Thanks! What about everything else that can be seen on the graph? It's not just 50hz, but most of the graph is far from flat. Strangely, 20hz is louder than anything up to 60hz. Is this all my room?
 
rojo

rojo

Audioholic Samurai
Thanks! What about everything else that can be seen on the graph? It's not just 50hz, but most of the graph is far from flat. Strangely, 20hz is louder than anything up to 60hz. Is this all my room?
Yep, this is at least partly room gain. Most of the time this sort of slope is desirable, although it's really up to user preference how steep that slope should be. Another part is just the position of the mic. 18 - 20Hz is roughly the same SPL as 60 - 70Hz. The 60 - 70Hz peak could be the result of a room mode where waves combine to form a stronger SPL.

Thing is, I bet if you move the mic 6 inches in any direction, the response will significantly change. That dip at 50Hz might move to 60Hz, or could disappear altogether.

Most importantly, how does it sound to you? The dip at 50Hz is probably narrow enough to be inaudible, but that mode from 60 - 70Hz could make the sub sound boomy. Did you ever get a miniDSP? If your PC is the only source, you could use the freeware Equalizer APO to manipulate that response curve as you see fit.
 
Y

yonyz

Audioholic
It sounds fine to me, I just wanted to see if my subwoofer meets the expectations I had when I was building it. It looks like the -3db point with this sub in my room is at 14.5hz, which is cool.
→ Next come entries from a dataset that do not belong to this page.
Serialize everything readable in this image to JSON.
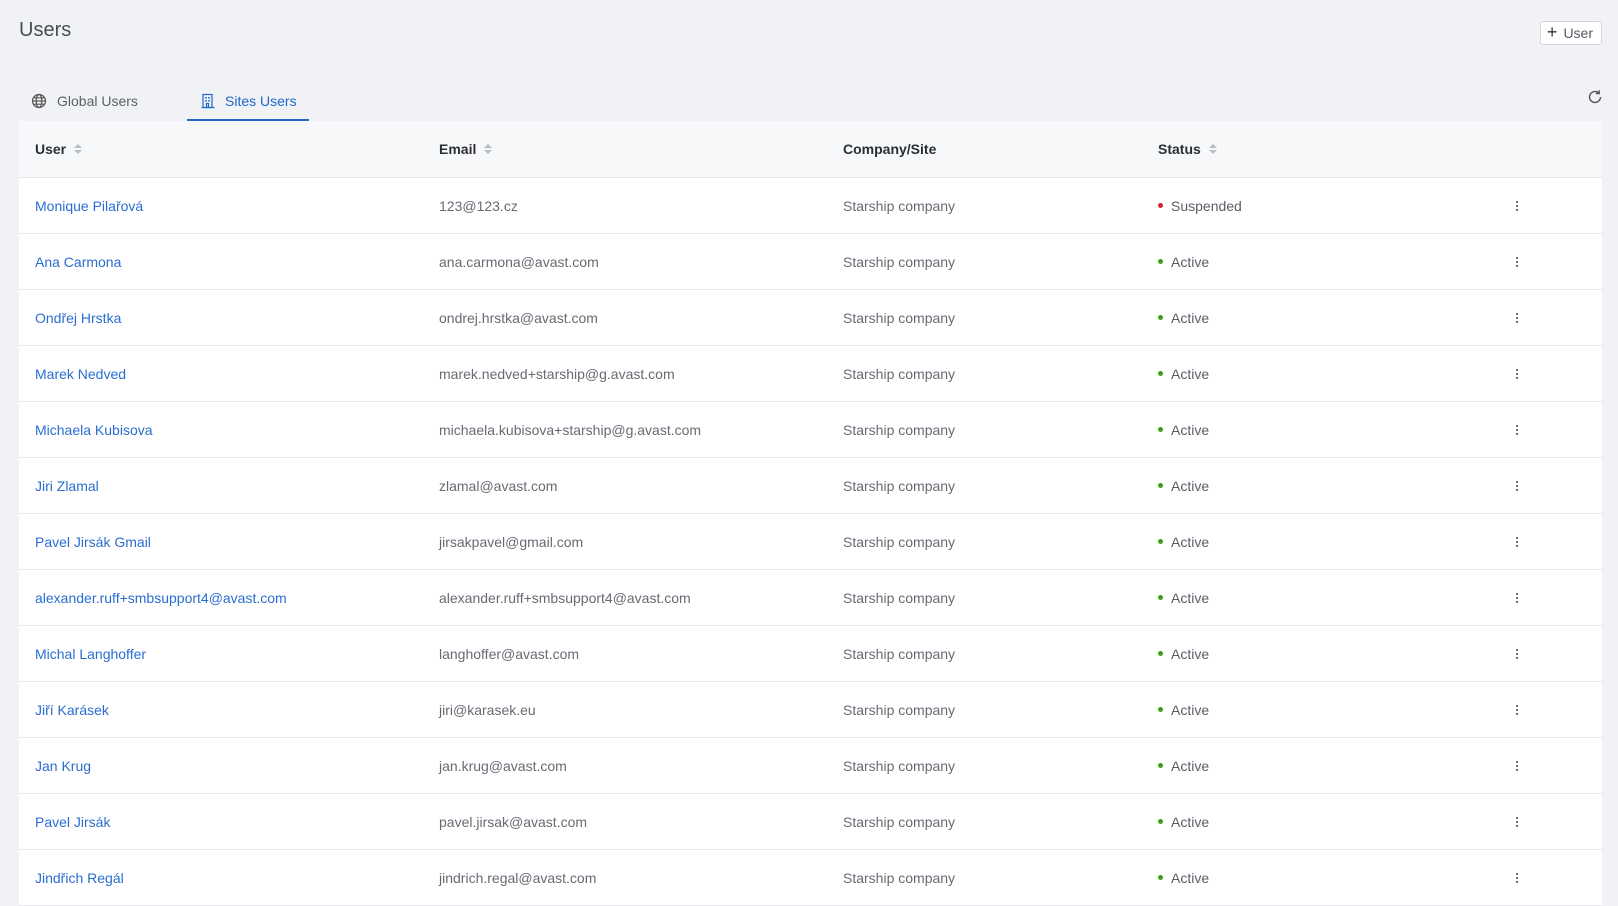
{
  "page": {
    "title": "Users"
  },
  "toolbar": {
    "add_user_label": "User"
  },
  "tabs": [
    {
      "label": "Global Users",
      "icon": "globe-icon",
      "active": false
    },
    {
      "label": "Sites Users",
      "icon": "building-icon",
      "active": true
    }
  ],
  "table": {
    "columns": {
      "user": "User",
      "email": "Email",
      "company": "Company/Site",
      "status": "Status"
    },
    "rows": [
      {
        "user": "Monique Pilařová",
        "email": "123@123.cz",
        "company": "Starship company",
        "status": "Suspended"
      },
      {
        "user": "Ana Carmona",
        "email": "ana.carmona@avast.com",
        "company": "Starship company",
        "status": "Active"
      },
      {
        "user": "Ondřej Hrstka",
        "email": "ondrej.hrstka@avast.com",
        "company": "Starship company",
        "status": "Active"
      },
      {
        "user": "Marek Nedved",
        "email": "marek.nedved+starship@g.avast.com",
        "company": "Starship company",
        "status": "Active"
      },
      {
        "user": "Michaela Kubisova",
        "email": "michaela.kubisova+starship@g.avast.com",
        "company": "Starship company",
        "status": "Active"
      },
      {
        "user": "Jiri Zlamal",
        "email": "zlamal@avast.com",
        "company": "Starship company",
        "status": "Active"
      },
      {
        "user": "Pavel Jirsák Gmail",
        "email": "jirsakpavel@gmail.com",
        "company": "Starship company",
        "status": "Active"
      },
      {
        "user": "alexander.ruff+smbsupport4@avast.com",
        "email": "alexander.ruff+smbsupport4@avast.com",
        "company": "Starship company",
        "status": "Active"
      },
      {
        "user": "Michal Langhoffer",
        "email": "langhoffer@avast.com",
        "company": "Starship company",
        "status": "Active"
      },
      {
        "user": "Jiří Karásek",
        "email": "jiri@karasek.eu",
        "company": "Starship company",
        "status": "Active"
      },
      {
        "user": "Jan Krug",
        "email": "jan.krug@avast.com",
        "company": "Starship company",
        "status": "Active"
      },
      {
        "user": "Pavel Jirsák",
        "email": "pavel.jirsak@avast.com",
        "company": "Starship company",
        "status": "Active"
      },
      {
        "user": "Jindřich Regál",
        "email": "jindrich.regal@avast.com",
        "company": "Starship company",
        "status": "Active"
      }
    ]
  },
  "colors": {
    "accent": "#1f67c9",
    "link": "#2a6dd0",
    "status_active": "#3aa21a",
    "status_suspended": "#d6202f"
  }
}
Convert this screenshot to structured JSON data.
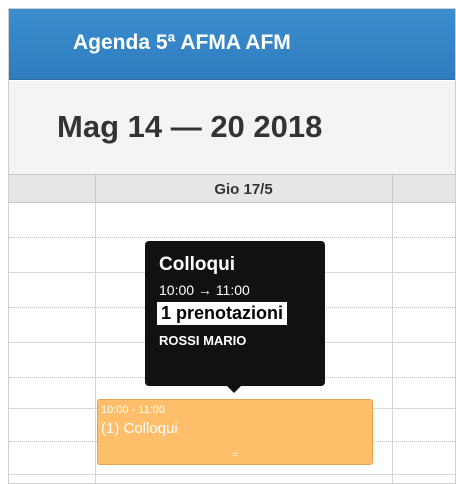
{
  "header": {
    "title": "Agenda 5ª AFMA AFM"
  },
  "toolbar": {
    "range": "Mag 14 — 20 2018"
  },
  "calendar": {
    "day_header": "Gio 17/5"
  },
  "event": {
    "time": "10:00 - 11:00",
    "label": "(1) Colloqui",
    "resize_handle": "=",
    "color": "#ffbe6a"
  },
  "tooltip": {
    "title": "Colloqui",
    "time": "10:00 → 11:00",
    "bookings": "1 prenotazioni",
    "name": "ROSSI MARIO"
  },
  "colors": {
    "header": "#2f7cbf",
    "tooltip_bg": "#111111"
  }
}
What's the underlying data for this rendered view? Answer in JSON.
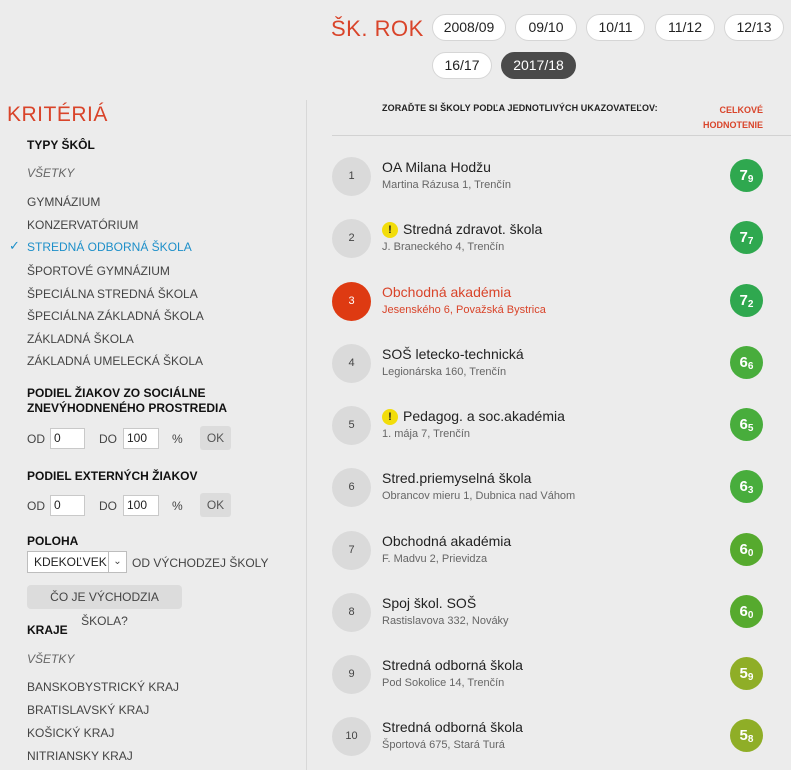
{
  "years": {
    "title": "ŠK. ROK",
    "items": [
      {
        "label": "2008/09"
      },
      {
        "label": "09/10"
      },
      {
        "label": "10/11"
      },
      {
        "label": "11/12"
      },
      {
        "label": "12/13"
      },
      {
        "label": "16/17"
      },
      {
        "label": "2017/18",
        "active": true
      }
    ]
  },
  "criteria": {
    "title": "KRITÉRIÁ",
    "school_types": {
      "heading": "TYPY ŠKÔL",
      "all": "VŠETKY",
      "items": [
        {
          "label": "GYMNÁZIUM"
        },
        {
          "label": "KONZERVATÓRIUM"
        },
        {
          "label": "STREDNÁ ODBORNÁ ŠKOLA",
          "selected": true
        },
        {
          "label": "ŠPORTOVÉ GYMNÁZIUM"
        },
        {
          "label": "ŠPECIÁLNA STREDNÁ ŠKOLA"
        },
        {
          "label": "ŠPECIÁLNA ZÁKLADNÁ ŠKOLA"
        },
        {
          "label": "ZÁKLADNÁ ŠKOLA"
        },
        {
          "label": "ZÁKLADNÁ UMELECKÁ ŠKOLA"
        }
      ],
      "check_icon": "check-icon"
    },
    "social": {
      "heading_line1": "PODIEL ŽIAKOV ZO SOCIÁLNE",
      "heading_line2": "ZNEVÝHODNENÉHO PROSTREDIA",
      "from_label": "OD",
      "from_value": "0",
      "to_label": "DO",
      "to_value": "100",
      "unit": "%",
      "ok": "OK"
    },
    "external": {
      "heading": "PODIEL EXTERNÝCH ŽIAKOV",
      "from_label": "OD",
      "from_value": "0",
      "to_label": "DO",
      "to_value": "100",
      "unit": "%",
      "ok": "OK"
    },
    "location": {
      "heading": "POLOHA",
      "select_value": "KDEKOĽVEK",
      "suffix": "OD VÝCHODZEJ ŠKOLY",
      "button": "ČO JE VÝCHODZIA ŠKOLA?"
    },
    "regions": {
      "heading": "KRAJE",
      "all": "VŠETKY",
      "items": [
        {
          "label": "BANSKOBYSTRICKÝ KRAJ"
        },
        {
          "label": "BRATISLAVSKÝ KRAJ"
        },
        {
          "label": "KOŠICKÝ KRAJ"
        },
        {
          "label": "NITRIANSKY KRAJ"
        }
      ]
    }
  },
  "list": {
    "sort_label": "ZORAĎTE SI ŠKOLY PODĽA JEDNOTLIVÝCH UKAZOVATEĽOV:",
    "score_label_line1": "CELKOVÉ",
    "score_label_line2": "HODNOTENIE",
    "schools": [
      {
        "rank": "1",
        "name": "OA Milana Hodžu",
        "address": "Martina Rázusa 1, Trenčín",
        "score_int": "7",
        "score_dec": "9",
        "color": "#2fa84f"
      },
      {
        "rank": "2",
        "name": "Stredná zdravot. škola",
        "address": "J. Braneckého 4, Trenčín",
        "score_int": "7",
        "score_dec": "7",
        "color": "#2fa84f",
        "warning": "!"
      },
      {
        "rank": "3",
        "name": "Obchodná akadémia",
        "address": "Jesenského 6, Považská Bystrica",
        "score_int": "7",
        "score_dec": "2",
        "color": "#2fa84f",
        "highlight": true
      },
      {
        "rank": "4",
        "name": "SOŠ letecko-technická",
        "address": "Legionárska 160, Trenčín",
        "score_int": "6",
        "score_dec": "6",
        "color": "#48ad3c"
      },
      {
        "rank": "5",
        "name": "Pedagog. a soc.akadémia",
        "address": "1. mája 7, Trenčín",
        "score_int": "6",
        "score_dec": "5",
        "color": "#48ad3c",
        "warning": "!"
      },
      {
        "rank": "6",
        "name": "Stred.priemyselná škola",
        "address": "Obrancov mieru 1, Dubnica nad Váhom",
        "score_int": "6",
        "score_dec": "3",
        "color": "#48ad3c"
      },
      {
        "rank": "7",
        "name": "Obchodná akadémia",
        "address": "F. Madvu 2, Prievidza",
        "score_int": "6",
        "score_dec": "0",
        "color": "#56aa2e"
      },
      {
        "rank": "8",
        "name": "Spoj škol. SOŠ",
        "address": "Rastislavova 332, Nováky",
        "score_int": "6",
        "score_dec": "0",
        "color": "#56aa2e"
      },
      {
        "rank": "9",
        "name": "Stredná odborná škola",
        "address": "Pod Sokolice 14, Trenčín",
        "score_int": "5",
        "score_dec": "9",
        "color": "#8fae27"
      },
      {
        "rank": "10",
        "name": "Stredná odborná škola",
        "address": "Športová 675, Stará Turá",
        "score_int": "5",
        "score_dec": "8",
        "color": "#8fae27"
      }
    ]
  }
}
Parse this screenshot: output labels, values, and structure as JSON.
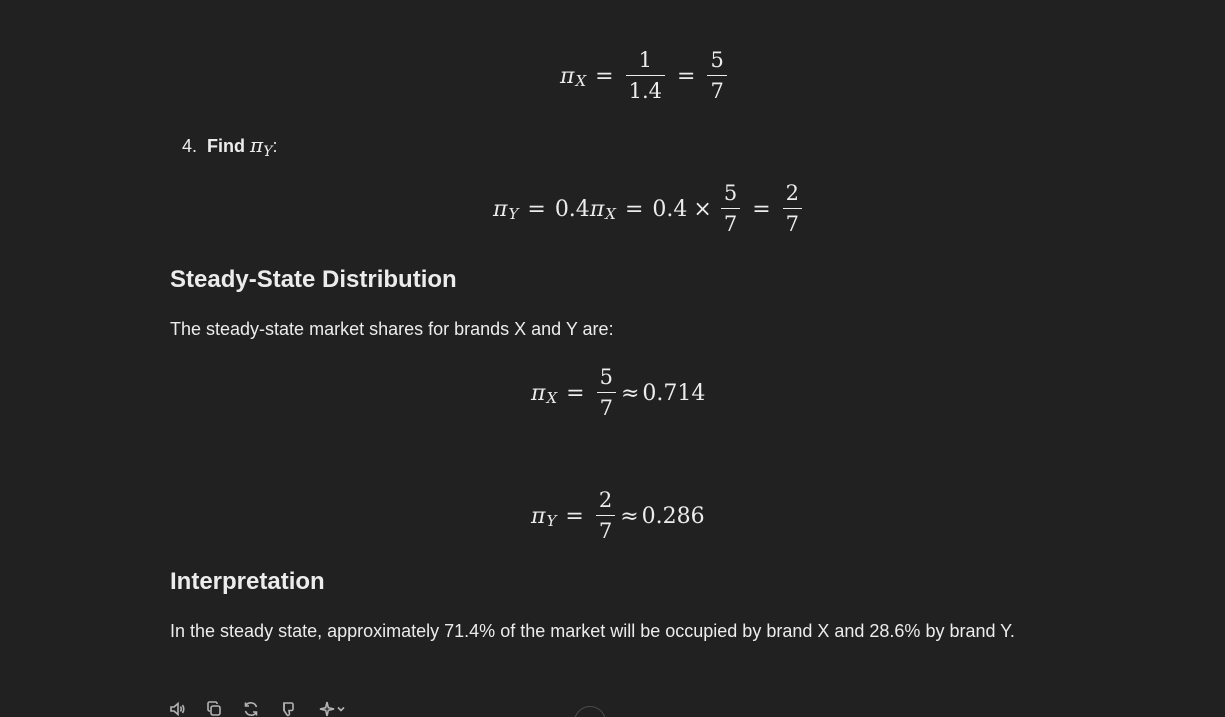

I used a USB extension cable to place the microphone where I sit to watch movies/TV shows. The new measurements can be seen below The blue graph is with Audyssey XT set to ON, and the purple graph is with Audyssey XT set to OFF.

Notice that the dip at 50hz is gone when Audyssey is OFF, but then I get more peaks at higher frequencies. I think that it's best to keep Audussey on, and try to fix that dip at 55hz with software. I assume it would be easier than trying to fix the multiple dips that occur when Audyssey is off.



Now here are the same measurements, with 1/3 octave smoothing. This demonstrates what I said above, that the FR (up to 200hz, which is all I've tested) is overall better with Audyssey being enabled.


Overall, though, the FR is still far from flat (which I assume is not necessarily undesirable).

Lastly, a graph of a 0hz-22khz sweep, with 1/3 octave smoothing applied (RED - Audyssey enabled; BLACK - Audyssey disabled):


Again, it's not flat, but it sounds good to me.
Let me know if I should upload other graphs.

Edit: So after spending this entire Saturday on messing with measurements and stuff, I ended up installing the trial version of Dirac Live. It was as quick and easy to set up as Audyssey, and the result is a much flatter response (which you are able to tweak to your own preferences). I did lose a lot of overall volume (7db) and audio sounds more "tamed" and less explosive, but the bass is more even now and not "bloated". That dip at 55hz is gone, by the way. I definitely wouldn't spend the ~$600 it costs, though. It's just an insane price to pay for such software.